At the last moment Picton suddenly stepped aside and Gavin was out through the gate. He felt a strong inclination to keep going and let the gate stand open till Mrs Cutler left. But Picton would undoubtedly see that as some kind of victory, so he halted the car and walked briskly back.
‘Don’t kid yourself this is the last you’ll hear of it,’ Picton said as he came up. ‘I’ll see you pay for what I’ve lost. One way or another.’
Gavin didn’t answer, didn’t look at Picton. He closed the gate, turned and went back to his car. As he moved off he glanced in the mirror and saw that Picton was still standing by the gate, shouting after him, but he couldn’t make out the words.
He frowned as he drove up the road. Until now he had considered Picton no more than a nuisance, he had laughed as he retailed the story of his encounters with Picton in the office. Now it seemed a good deal more serious, very far from a joke. The man’s not entirely rational, he thought with a faint edge of anxiety; he’ll go over the edge one day.

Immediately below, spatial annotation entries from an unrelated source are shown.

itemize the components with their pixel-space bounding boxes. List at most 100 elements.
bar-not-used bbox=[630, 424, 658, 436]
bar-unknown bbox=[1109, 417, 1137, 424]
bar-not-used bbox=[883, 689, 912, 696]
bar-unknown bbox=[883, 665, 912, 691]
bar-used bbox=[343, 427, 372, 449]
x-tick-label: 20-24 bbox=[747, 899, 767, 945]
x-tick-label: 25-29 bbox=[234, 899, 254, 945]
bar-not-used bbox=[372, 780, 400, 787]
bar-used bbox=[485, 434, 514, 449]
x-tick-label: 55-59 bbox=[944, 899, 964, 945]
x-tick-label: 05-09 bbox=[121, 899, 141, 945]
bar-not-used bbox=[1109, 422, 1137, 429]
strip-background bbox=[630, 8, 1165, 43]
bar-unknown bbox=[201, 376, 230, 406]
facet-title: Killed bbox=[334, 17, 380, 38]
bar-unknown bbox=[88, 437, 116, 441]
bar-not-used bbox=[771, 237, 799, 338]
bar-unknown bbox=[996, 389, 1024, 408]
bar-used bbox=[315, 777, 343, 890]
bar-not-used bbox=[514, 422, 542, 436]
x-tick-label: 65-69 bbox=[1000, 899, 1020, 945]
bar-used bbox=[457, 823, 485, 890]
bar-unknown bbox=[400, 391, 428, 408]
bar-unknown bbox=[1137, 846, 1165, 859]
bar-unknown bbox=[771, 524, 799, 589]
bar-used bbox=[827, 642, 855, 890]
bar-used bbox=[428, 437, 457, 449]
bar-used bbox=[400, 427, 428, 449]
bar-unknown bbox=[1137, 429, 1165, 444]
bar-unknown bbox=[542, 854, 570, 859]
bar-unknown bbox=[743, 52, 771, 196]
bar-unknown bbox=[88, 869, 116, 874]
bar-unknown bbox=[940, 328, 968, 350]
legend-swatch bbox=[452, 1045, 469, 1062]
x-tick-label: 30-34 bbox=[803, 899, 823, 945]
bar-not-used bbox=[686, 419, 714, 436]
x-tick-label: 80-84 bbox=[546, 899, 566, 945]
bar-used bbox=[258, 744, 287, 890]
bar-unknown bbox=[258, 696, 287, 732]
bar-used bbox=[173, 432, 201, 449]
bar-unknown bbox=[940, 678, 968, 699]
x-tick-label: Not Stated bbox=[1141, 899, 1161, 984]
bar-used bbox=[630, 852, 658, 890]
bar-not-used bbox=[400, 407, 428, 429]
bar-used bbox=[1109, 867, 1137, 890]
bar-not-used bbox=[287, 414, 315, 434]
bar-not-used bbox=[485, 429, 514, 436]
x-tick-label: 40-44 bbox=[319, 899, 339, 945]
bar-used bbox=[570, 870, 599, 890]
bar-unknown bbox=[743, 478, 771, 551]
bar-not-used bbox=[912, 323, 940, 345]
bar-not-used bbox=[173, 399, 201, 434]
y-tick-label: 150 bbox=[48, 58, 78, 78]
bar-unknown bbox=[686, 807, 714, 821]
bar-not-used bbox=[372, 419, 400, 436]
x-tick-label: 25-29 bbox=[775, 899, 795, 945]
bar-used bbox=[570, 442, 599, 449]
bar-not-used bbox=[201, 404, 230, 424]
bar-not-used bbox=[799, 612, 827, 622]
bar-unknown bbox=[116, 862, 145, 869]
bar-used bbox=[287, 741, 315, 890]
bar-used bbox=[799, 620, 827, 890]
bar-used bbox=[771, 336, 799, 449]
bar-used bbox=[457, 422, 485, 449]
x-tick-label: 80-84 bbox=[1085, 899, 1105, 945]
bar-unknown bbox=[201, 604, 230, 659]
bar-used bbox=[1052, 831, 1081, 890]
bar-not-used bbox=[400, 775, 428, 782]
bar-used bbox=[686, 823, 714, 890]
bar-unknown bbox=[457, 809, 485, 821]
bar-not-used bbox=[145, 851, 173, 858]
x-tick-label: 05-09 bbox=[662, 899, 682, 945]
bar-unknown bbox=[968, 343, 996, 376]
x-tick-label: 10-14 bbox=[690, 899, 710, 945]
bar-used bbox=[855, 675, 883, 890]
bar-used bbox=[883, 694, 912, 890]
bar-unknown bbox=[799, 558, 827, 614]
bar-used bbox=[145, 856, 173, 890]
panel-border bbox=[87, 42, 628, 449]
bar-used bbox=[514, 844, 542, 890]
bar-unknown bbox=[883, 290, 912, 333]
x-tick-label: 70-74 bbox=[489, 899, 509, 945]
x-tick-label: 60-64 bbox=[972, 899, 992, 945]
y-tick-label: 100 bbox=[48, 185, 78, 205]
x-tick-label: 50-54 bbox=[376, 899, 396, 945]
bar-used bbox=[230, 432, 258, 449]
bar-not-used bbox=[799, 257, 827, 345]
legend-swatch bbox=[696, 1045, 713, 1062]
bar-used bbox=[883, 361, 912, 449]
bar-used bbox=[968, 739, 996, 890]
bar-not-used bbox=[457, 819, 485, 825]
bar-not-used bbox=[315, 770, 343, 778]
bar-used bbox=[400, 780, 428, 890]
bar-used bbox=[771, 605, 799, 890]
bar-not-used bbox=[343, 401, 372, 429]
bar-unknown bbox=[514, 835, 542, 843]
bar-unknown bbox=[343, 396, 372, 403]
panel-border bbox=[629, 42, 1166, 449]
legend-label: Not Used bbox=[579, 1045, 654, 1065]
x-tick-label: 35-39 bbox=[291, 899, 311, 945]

He dismissed the notion from his mind with a shake of his head and cast a glance at the day ahead. Friday, February 26th; the usual weekly meeting in the afternoon of the heads of the three Elliott Gilmore branches. He was himself in charge of the Cannonbridge office and his half-brother Howard, twelve years older, was in charge of Wychford, a smaller town ten miles to the west. The newest branch at Martleigh, a town smaller still, twenty-two miles to the north-east, had been open less than a year and was doing well, more than justifying its existence. The manager, promoted after long service in the Wychford office, had suffered from recurrent bouts of gastric trouble during the autumn and winter. He had at last gone into hospital for an operation and was at present in Majorca, convalescing. In his absence the branch was being managed by his number two, Stephen Roche, who had worked at the Cannonbridge office before going to Martleigh.